3. The method for removing mosaic based on spectrum analysis according to claim 2, wherein said fourier transforming the mosaic image comprises:

And grouping the pixel values in the boundary image according to the rows, and respectively carrying out Fourier transform on each group of pixel values to obtain a spectrogram corresponding to each group of pixel values.

4. A method of spectral analysis based mosaic removal according to claim 3, wherein said locating a mosaic area in said mosaic image according to coordinates of said screened peak points comprises:

calculating according to the set high-low frequency critical point value to obtain the frequency ratio of the low frequency to the high frequency of each spectrogram, and obtaining a high-low frequency ratio chart of each spectrogram;

Performing peak point detection on the high-low frequency ratio graph by using a peak detection method to obtain a peak point graph;

Screening all peak points with longitudinal axes larger than a first preset value from the peak point diagram, and recording the abscissa where the peak points are located;

the first preset value is set according to the position and the size of the mosaic area;

Sorting the abscissa of the peak points, counting the interval value of the abscissa of the peak points, screening out the peak points with the interval value larger than a second preset value, and recording the ordinate of the peak points to obtain the ordinate position information of the mosaic region in the mosaic image;

The second preset value is set according to the length of the mosaic area.

5. The spectral analysis-based mosaic removal method according to claim 4, wherein said locating a mosaic area in said mosaic image according to coordinates of said screened peak points further comprises:

and rotating the mosaic image by 90 degrees, and carrying out ordinate positioning on the mosaic region on the rotated mosaic image again, wherein the ordinate positioning result obtained after rotation is the abscissa of the mosaic region in the mosaic image.

6. The method for removing mosaic based on spectral analysis according to claim 5, wherein the number of said mosaic areas is at least one.

7. The method of spectral analysis based mosaic removal according to claim 6, wherein when the number of mosaic areas is two or more, said rotating the mosaic image by 90 ° and repositioning the rotated mosaic image on the ordinate of the mosaic area further comprises:

Dividing the mosaic image into two or more images according to the position of the mosaic region, and respectively rotating the two or more images by 90 degrees and performing ordinate positioning operation.

8. A spectral analysis-based mosaic removal system, comprising:

and a Fourier transform module: the method comprises the steps of carrying out Fourier transform on a mosaic image to obtain a spectrogram of the mosaic image;

mosaic positioning module: the method comprises the steps of respectively carrying out spectrum analysis on the spectrograms, carrying out peak point detection on the spectrum analysis result by using a peak detection method, screening out peak points meeting preset conditions, and positioning a mosaic area in the mosaic image according to coordinates of the screened peak points;

Wherein, the preset conditions are as follows:

The vertical axis of the peak point is larger than a first preset value, and the abscissa interval value of the peak point is larger than a second preset value;

mosaic clipping module: and cutting the mosaic area according to the positioning to obtain an image with the mosaic area removed.

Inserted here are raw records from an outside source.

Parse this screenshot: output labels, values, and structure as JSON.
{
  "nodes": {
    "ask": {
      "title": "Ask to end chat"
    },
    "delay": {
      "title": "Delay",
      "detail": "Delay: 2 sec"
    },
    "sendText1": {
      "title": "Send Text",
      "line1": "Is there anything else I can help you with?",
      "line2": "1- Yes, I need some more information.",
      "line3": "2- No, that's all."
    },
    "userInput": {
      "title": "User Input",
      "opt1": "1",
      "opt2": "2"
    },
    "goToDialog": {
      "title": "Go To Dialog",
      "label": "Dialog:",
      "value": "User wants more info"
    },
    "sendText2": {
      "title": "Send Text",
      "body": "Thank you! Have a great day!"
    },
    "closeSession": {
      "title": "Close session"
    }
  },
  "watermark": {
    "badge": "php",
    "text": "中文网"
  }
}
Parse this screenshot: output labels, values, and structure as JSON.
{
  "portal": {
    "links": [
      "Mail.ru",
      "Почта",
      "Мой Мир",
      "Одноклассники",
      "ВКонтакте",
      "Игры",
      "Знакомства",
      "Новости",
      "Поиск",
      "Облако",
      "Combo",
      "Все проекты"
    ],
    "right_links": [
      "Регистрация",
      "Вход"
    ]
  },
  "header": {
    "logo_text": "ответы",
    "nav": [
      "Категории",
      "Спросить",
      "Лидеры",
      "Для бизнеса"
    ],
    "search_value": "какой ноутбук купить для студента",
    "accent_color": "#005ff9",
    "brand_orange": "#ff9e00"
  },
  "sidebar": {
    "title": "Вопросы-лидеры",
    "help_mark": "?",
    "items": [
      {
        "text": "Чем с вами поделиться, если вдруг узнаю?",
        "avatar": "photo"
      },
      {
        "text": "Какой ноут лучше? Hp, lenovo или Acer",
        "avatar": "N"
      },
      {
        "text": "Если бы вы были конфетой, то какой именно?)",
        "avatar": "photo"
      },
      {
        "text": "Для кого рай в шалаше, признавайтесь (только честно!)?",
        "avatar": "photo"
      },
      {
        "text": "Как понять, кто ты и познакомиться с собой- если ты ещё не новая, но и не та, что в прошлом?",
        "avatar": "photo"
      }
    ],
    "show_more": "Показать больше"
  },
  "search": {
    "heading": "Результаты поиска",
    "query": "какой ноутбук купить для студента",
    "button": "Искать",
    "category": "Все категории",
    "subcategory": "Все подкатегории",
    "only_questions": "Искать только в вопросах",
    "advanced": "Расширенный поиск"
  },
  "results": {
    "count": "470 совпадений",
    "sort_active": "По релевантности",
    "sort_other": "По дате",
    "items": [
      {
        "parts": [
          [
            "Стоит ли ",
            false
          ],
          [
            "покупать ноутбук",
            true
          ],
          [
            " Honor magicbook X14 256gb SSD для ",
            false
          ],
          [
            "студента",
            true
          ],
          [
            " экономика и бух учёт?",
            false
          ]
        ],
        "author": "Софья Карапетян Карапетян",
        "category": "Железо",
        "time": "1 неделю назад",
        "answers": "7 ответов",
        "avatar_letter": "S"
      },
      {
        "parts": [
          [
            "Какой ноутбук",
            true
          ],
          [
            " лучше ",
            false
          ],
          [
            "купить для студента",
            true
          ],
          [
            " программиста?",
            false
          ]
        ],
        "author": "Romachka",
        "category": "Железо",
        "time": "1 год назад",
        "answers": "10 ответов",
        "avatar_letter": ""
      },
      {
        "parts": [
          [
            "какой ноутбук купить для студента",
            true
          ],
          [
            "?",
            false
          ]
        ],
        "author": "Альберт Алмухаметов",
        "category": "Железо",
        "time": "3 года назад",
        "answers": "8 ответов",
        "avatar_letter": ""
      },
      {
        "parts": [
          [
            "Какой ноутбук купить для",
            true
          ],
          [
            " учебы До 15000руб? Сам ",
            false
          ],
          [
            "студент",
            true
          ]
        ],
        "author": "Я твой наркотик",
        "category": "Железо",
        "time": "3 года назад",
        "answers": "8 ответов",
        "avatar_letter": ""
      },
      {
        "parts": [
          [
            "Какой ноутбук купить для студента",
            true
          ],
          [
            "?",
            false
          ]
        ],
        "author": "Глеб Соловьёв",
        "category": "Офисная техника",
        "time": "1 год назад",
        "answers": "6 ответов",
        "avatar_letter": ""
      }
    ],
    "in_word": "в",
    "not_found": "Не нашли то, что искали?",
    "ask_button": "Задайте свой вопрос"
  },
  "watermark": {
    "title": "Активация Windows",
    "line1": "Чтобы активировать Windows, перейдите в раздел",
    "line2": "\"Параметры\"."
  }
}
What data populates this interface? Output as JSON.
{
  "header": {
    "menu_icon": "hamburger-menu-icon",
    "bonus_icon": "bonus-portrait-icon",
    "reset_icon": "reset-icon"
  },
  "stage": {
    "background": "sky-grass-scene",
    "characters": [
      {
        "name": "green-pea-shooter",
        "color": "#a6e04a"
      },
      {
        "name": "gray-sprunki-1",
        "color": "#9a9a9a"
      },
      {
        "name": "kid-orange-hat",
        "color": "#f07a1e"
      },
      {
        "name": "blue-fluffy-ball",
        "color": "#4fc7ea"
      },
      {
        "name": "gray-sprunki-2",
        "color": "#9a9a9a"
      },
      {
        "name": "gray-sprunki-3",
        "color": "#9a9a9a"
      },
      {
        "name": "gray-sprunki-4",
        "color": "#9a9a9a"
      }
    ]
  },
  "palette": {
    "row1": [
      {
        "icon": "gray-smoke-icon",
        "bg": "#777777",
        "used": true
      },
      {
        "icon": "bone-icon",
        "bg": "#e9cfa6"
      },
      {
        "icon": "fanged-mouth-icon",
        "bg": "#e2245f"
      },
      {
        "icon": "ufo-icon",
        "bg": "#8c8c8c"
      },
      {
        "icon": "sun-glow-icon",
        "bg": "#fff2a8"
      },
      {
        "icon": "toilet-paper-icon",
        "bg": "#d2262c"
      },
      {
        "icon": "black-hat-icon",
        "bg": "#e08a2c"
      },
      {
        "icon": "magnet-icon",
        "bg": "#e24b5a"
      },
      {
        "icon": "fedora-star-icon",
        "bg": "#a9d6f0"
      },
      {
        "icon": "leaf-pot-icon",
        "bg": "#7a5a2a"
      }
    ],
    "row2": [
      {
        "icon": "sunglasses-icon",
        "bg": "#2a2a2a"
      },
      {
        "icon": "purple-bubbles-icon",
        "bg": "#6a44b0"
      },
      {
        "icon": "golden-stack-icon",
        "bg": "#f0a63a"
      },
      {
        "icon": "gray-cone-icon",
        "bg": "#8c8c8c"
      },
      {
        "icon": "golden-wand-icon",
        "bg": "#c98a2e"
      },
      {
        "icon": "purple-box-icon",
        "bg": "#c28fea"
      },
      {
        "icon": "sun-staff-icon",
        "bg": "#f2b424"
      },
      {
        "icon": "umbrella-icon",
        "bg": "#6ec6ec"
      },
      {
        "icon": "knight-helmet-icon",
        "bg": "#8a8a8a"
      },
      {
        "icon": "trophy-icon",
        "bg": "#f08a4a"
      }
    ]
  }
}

9. A terminal for implementing a mosaic removal method based on spectral analysis, characterized in that the terminal comprises a processor, a memory coupled to the processor, wherein,

The memory stores program instructions for implementing the spectral analysis-based mosaic removal method according to any one of claims 1 to 7;

The processor is configured to execute the program instructions stored by the memory to perform the spectral analysis-based mosaic removal method.

10. A computer readable storage medium, characterized in that a program instruction executable by a processor is stored, said program instruction being for performing the spectral analysis based mosaic removal method according to any one of claims 1 to 7.